The map() function converts the raw potentiometer reading into a temperature range that feels comfortable for most homes (15 °C‑30 °C).
The 0.5 °C deadband prevents the heater from flickering on and off rapidly.
If you add a Wi‑Fi module later, you can expose setTemp via a simple web page – but that’s a whole other tutorial.

Upload the sketch, power the board, and you should see the current temperature and set point on the LCD. Turn the knob and watch the set point move; the relay will click when the heater turns on.

Testing and Tuning

Safety first – Keep the heater disconnected while you verify the relay clicks. Use a multimeter to confirm the relay contacts open and close as expected.
Simulate temperature – If you have a hair dryer, point it at the sensor for a few seconds; the LCD should show a rise and the relay should turn off once the set point is exceeded.
Fine‑tune the deadband – Some homes have a furnace that takes a minute or two to respond. If you notice the temperature overshooting, increase the deadband to ±1 °C.
Mount the sensor – Place the DHT22 away from direct sunlight, drafts, or the heater itself. A small wall‑mounted enclosure works well.

Once you’re happy with the behavior, move the circuit from the breadboard to a perf board or solder it inside your project box.
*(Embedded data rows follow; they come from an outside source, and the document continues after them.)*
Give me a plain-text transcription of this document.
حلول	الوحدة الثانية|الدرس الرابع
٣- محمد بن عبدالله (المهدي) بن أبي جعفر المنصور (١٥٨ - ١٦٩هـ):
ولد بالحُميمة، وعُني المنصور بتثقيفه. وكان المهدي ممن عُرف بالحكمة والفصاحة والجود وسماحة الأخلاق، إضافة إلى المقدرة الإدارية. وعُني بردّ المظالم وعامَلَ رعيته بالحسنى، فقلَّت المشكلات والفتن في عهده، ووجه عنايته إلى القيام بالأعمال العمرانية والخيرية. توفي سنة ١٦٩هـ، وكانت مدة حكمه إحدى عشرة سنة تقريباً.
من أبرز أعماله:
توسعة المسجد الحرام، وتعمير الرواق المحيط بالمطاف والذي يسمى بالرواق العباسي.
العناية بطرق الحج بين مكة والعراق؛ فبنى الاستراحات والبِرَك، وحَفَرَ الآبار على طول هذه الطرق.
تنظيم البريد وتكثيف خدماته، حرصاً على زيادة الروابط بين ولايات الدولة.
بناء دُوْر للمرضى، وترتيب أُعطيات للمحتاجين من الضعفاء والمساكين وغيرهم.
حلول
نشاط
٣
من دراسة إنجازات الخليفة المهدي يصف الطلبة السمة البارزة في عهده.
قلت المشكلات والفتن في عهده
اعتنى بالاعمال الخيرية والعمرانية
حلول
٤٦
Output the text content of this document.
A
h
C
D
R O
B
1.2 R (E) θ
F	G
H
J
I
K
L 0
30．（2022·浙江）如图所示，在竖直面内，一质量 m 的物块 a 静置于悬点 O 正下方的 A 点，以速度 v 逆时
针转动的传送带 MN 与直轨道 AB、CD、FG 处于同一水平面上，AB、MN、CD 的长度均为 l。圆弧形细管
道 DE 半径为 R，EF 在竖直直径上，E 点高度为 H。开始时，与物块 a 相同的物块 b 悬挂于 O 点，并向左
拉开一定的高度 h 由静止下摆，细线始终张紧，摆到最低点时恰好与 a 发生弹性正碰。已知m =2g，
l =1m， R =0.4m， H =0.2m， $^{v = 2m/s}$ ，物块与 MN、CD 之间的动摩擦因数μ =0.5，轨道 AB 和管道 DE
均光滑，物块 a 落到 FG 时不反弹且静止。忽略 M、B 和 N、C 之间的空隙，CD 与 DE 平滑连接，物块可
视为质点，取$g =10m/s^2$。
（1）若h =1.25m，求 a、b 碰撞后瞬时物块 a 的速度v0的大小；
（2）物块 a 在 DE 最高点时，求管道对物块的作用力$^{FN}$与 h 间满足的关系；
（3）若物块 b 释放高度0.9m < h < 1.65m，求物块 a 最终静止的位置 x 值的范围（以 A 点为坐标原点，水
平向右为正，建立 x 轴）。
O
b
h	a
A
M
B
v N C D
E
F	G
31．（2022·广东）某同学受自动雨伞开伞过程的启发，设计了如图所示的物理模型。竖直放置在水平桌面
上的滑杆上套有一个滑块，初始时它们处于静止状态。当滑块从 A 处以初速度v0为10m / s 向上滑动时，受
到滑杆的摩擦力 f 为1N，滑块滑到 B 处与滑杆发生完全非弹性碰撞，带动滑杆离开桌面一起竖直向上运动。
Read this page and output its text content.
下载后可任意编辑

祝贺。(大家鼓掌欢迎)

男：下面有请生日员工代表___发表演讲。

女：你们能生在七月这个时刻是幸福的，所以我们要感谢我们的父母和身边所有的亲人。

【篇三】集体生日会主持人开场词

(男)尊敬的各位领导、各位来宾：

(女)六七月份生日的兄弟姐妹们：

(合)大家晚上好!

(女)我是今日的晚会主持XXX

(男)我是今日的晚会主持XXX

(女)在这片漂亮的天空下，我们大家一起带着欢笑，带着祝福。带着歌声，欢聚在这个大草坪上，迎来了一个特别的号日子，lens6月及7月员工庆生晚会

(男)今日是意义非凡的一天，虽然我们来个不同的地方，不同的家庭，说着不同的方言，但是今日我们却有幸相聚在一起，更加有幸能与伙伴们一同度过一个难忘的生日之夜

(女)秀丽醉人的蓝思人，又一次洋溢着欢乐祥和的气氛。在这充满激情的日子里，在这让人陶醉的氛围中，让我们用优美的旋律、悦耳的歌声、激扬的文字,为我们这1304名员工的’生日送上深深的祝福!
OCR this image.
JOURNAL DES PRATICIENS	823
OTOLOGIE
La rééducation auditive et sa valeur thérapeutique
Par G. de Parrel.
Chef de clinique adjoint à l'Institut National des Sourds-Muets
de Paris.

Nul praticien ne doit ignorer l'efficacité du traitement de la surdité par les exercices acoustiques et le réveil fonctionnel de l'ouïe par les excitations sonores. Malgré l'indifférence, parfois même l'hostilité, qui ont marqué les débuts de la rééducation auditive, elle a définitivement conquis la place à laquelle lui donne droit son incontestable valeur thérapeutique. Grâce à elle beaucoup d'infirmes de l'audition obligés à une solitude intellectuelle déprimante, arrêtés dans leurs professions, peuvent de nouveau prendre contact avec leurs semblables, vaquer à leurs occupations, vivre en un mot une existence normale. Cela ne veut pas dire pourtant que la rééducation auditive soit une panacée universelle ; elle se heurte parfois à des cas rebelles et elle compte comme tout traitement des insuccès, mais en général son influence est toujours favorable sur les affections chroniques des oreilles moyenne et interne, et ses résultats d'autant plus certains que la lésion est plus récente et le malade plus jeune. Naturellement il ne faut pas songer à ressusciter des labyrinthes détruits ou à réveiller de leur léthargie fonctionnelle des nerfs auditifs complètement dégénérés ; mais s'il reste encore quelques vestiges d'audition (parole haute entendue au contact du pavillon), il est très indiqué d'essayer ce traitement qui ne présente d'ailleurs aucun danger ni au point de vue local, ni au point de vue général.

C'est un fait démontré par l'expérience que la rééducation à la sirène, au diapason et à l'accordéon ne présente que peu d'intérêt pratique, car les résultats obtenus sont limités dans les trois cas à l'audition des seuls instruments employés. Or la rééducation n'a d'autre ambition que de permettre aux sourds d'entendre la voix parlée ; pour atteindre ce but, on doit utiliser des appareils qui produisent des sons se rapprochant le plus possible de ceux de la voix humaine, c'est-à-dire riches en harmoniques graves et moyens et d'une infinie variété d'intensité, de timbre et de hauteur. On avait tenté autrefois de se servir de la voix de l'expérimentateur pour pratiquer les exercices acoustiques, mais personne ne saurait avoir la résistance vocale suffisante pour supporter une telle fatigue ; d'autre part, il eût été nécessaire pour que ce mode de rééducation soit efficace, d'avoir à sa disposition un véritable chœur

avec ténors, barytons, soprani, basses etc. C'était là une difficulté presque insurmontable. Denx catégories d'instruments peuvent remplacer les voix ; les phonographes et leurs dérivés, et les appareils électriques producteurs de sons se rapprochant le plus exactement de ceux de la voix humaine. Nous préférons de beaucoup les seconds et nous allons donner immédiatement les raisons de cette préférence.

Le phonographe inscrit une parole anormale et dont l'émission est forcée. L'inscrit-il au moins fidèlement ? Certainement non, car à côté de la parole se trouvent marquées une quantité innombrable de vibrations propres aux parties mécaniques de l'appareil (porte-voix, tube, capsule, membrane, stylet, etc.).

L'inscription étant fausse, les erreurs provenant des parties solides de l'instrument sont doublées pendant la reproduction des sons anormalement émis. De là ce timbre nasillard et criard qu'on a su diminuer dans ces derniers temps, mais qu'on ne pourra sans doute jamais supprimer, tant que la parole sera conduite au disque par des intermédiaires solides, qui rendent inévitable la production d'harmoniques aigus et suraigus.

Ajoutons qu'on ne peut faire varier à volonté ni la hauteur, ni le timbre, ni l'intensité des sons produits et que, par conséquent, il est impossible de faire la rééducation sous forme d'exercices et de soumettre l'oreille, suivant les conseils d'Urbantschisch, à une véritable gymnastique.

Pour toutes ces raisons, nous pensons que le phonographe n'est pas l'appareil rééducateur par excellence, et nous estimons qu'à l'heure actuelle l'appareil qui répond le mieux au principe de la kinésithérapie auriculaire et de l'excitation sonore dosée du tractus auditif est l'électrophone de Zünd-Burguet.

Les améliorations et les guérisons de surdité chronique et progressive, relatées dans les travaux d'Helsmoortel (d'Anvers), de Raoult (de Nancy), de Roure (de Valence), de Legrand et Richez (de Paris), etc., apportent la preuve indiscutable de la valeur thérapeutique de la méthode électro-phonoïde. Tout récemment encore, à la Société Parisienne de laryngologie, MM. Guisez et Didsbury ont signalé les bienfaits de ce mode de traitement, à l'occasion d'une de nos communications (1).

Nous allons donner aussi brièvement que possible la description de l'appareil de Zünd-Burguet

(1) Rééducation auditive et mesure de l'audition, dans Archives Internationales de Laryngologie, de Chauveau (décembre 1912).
Run the wires to the furnace relay, secure everything, and you have a fully functional smart thermostat.

Putting It All Together

Building a thermostat from scratch may sound like a big undertaking, but the parts are cheap and the code is only a few dozen lines. The biggest payoff is the confidence that comes from knowing exactly how your heating system is being controlled. Plus, you can always expand the project: add a temperature logger, integrate with Home Assistant, or swap the potentiometer for a rotary encoder with a nicer UI.

When I first built this for my own apartment, I was amazed at how quickly the temperature settled after I set a new target. The old programmable thermostat would bounce around for hours; my Arduino version steadied within ten minutes. The savings on the electric bill were modest at first, but over a winter they added up, and the sense of ownership is priceless.

If you run into a snag, double‑check the wiring, make sure the relay is rated for your heater’s voltage and current, and verify the sensor is getting clean power. Most problems boil down to a loose jumper or a mis‑wired LCD.

Enjoy the warmth, and happy hacking!